Lundi, François Bayrou se trouve à un carrefour décisif à l'Assemblée nationale. S'il ne parvient pas à obtenir la confiance des députés, son gouvernement pourrait tomber, entraînant dans son sillage l'abandon de plusieurs textes de loi cruciaux.
De nombreux projets législatifs, dont certains avancent depuis des mois, pourraient se retrouver à l'arrêt si la censure l'emportait. En l'absence d'un gouvernement pour défendre ces textes ou les introduire à l'agenda parlementaire, leur avenir devient incertain.
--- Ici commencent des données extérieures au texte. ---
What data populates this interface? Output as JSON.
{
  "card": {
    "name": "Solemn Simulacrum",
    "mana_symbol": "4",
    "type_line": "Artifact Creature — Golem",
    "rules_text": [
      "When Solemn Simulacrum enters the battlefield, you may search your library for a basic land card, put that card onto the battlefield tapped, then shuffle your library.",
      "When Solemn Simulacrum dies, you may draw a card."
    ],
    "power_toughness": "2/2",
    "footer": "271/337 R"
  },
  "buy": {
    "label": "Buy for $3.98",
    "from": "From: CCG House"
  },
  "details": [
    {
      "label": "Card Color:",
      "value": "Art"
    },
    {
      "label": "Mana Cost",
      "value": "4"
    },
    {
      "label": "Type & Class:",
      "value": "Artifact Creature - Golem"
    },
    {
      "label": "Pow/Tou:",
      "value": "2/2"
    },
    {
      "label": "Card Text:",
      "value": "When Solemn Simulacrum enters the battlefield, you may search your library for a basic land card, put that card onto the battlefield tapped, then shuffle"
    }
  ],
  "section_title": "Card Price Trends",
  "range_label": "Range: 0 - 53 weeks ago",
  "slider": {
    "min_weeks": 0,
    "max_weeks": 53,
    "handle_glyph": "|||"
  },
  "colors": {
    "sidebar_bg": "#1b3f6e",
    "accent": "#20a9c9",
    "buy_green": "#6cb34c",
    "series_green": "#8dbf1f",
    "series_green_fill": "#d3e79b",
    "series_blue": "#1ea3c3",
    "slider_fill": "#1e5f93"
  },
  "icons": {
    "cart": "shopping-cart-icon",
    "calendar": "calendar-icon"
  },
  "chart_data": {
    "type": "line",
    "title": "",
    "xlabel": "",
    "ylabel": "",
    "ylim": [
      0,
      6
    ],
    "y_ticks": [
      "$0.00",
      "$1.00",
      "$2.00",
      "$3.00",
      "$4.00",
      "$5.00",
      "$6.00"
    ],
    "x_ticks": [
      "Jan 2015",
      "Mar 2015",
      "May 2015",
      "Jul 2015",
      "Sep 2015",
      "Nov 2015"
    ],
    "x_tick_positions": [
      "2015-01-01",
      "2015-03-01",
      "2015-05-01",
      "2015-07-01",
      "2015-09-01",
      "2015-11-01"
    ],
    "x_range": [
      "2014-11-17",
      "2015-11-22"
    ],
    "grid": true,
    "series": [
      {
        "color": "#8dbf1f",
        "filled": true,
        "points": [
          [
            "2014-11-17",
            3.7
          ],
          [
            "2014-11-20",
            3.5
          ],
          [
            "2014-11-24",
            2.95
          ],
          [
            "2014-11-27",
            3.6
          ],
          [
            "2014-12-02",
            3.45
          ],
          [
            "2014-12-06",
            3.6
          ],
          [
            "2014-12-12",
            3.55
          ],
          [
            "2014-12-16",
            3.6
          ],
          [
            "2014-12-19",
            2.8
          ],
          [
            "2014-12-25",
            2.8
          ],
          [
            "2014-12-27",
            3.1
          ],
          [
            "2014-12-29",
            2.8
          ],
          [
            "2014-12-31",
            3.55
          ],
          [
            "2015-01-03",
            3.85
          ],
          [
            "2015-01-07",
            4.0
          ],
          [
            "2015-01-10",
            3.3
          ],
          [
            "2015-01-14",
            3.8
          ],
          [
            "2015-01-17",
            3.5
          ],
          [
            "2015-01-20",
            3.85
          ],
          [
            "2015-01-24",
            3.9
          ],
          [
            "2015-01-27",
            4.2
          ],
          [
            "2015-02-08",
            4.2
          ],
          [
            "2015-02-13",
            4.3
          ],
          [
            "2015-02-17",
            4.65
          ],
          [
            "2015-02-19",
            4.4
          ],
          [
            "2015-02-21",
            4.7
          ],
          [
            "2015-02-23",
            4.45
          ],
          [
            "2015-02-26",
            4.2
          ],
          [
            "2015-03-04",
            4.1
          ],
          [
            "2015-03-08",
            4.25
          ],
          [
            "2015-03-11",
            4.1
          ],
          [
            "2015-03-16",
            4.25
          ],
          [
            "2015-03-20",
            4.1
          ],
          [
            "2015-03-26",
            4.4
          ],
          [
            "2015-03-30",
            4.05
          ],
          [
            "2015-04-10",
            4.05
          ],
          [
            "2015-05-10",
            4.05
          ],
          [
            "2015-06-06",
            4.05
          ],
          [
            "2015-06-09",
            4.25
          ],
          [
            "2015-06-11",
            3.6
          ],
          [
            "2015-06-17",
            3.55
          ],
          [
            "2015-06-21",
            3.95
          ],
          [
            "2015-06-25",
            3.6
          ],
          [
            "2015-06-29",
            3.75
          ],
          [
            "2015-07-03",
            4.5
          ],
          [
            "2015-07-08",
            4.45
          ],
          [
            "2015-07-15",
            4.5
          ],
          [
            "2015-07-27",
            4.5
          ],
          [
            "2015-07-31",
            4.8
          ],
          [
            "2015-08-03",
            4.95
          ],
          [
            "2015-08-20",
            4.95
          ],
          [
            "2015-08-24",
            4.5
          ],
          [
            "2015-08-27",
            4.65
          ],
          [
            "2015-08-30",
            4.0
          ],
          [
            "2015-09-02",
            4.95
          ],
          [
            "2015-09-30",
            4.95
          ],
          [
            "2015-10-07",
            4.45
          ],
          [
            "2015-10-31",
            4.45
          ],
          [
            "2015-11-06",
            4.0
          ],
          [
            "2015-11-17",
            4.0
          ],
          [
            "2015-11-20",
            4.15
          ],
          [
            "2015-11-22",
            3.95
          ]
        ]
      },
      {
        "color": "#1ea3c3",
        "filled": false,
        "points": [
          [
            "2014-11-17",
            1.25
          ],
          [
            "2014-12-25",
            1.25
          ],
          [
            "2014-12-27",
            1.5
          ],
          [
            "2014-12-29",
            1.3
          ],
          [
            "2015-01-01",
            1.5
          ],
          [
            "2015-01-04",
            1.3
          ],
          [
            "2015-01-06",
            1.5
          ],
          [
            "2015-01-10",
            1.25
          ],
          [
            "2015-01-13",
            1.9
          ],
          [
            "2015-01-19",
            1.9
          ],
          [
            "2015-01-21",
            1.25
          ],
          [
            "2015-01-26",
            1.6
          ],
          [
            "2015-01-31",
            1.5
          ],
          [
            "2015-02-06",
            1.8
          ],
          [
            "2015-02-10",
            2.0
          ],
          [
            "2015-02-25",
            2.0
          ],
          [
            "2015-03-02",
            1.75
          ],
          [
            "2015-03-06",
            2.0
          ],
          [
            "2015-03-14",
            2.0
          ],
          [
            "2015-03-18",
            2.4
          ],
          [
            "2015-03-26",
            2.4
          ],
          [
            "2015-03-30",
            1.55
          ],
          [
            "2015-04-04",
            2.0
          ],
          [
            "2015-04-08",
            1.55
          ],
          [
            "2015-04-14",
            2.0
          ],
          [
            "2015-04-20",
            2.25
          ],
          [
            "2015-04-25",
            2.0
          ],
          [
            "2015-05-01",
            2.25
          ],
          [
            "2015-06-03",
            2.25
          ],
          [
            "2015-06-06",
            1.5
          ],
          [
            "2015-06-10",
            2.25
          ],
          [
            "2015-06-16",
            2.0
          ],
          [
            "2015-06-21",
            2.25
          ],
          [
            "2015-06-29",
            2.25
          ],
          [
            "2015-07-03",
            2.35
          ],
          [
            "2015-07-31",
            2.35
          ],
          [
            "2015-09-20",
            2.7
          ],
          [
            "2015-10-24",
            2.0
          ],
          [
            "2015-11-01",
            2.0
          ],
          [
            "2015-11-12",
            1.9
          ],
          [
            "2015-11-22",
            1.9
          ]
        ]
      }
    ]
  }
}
Emmanuel Macron aura le dernier mot, mais une fois la confiance retirée, il est difficile de prédire si ces textes seront revus, amendés ou simplement oubliés.
Fin de vie: retour à la case départ?
Le projet de loi concernant la fin de vie, initialement adopté en juin 2024 et déjà bloqué par une dissolution l'été dernier, a été fractionné en deux propositions : l'une portant sur l'aide active à mourir, l'autre sur les soins palliatifs. Bien qu'adoptées par l'Assemblée en mai, leur examen imminent au Sénat pourrait être compromis par une majorité sénatoriale de droite qui s'oppose à l'aide active à mourir. L'avenir de ce texte dépendra du profil du futur Premier ministre, qui pourrait décider de l'enterrer ou de le remanier, entraînant une nouvelle navette parlementaire.
Réforme de l'audiovisuel public: un texte qui s'enlise
Le projet de réforme de l'audiovisuel public, défendu par Rachida Dati et le sénateur Laurent Lafon, vise à rassembler France Télévisions, Radio France et l'INA au sein d'une même entité. Déjà contesté à gauche, ce texte a été rejeté par l'Assemblée en juin mais adopté par le Sénat en juillet. Son avenir est désormais en péril, car un éventuel changement de gouvernement pourrait entraîner sa mise de côté.
Nouvelle-Calédonie: l'accord de Bougival en péril
La chute de François Bayrou pourrait également avoir d'importantes répercussions sur la Nouvelle-Calédonie. L'accord de Bougival signé en juillet, visant à résoudre le conflit entre indépendantistes et loyalistes, doit être traduit en loi organique avant le 17 septembre. Ce report des élections provinciales serait inopérant si le texte ne parvient pas à passer au Parlement à temps, menaçant ainsi l'équilibre fragile constaté sur l'île.
Statut de l'élu local: l'urgence avant les municipales
Adopté par le Sénat en mars puis par l'Assemblée en juillet, le projet visant à améliorer les conditions d'exercice du mandat local attend un retour en deuxième lecture au Sénat. Les municipales de 2026 approchent, et un report sur ce texte pourrait envoyer un signal inquiétant aux élus de terrain, déjà sous pression.